We know somehow that the difference of these two fractions is really small;

it's less than 1 over 2 d squared. Now this turns out to happen very infrequently,

that k over d approximates e over N so well that

the difference between the two is less than the square of the denominator of k over d.

It turns out that that can't happen very often.

It turns out that there are very few fractions of the form k over d that approximate another fraction

so well that their difference is less than 1 over 2 d squared.

And in fact the number of such fractions is going to be at most logarithmic in N.

So now there's a continued fraction algorithm. It's a very famous fraction

that basically what it will do is, from the fraction e over N,

it will recover log(N) possible candidates for k over d.

So we just try them all one by one until we find the correct k over d.

And then we're done.

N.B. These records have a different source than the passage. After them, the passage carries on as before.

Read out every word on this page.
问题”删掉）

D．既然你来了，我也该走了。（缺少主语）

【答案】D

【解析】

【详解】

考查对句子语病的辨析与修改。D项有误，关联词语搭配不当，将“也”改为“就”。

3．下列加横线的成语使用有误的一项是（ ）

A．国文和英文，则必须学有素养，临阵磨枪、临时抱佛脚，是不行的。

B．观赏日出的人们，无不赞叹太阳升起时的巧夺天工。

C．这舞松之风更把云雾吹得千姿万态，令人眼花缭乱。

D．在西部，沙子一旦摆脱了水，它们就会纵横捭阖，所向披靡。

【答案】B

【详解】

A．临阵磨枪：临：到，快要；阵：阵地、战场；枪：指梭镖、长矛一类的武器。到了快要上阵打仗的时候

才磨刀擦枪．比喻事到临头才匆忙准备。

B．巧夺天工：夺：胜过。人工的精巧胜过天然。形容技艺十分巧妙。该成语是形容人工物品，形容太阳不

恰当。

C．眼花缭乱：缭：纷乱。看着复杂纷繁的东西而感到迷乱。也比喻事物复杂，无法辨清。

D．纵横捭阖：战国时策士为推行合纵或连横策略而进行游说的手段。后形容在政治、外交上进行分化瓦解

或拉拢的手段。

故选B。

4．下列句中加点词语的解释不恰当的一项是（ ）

We're done, because we know that,

well e times d is 1 mod k, therefore d is relatively prime to k,

so if we just represent k over d as a rational fraction, you know, numerator by denominator,

the denominator must be d. And so we've just recovered, you know,

we've tried all possible log(N) fractions that approximate e over N so well

that the difference is less than 1 over 2 d squared.

And then we just look at the denominator of all those fractions, and one of those denominators must be d.

And then we're done; we've just recovered the private key.

So this is a pretty cute attack. And it shows basically how,

if the private exponent is small, smaller than the fourth root of N,

then we can recover d completely, quite easily. Okay, so I'll stop here.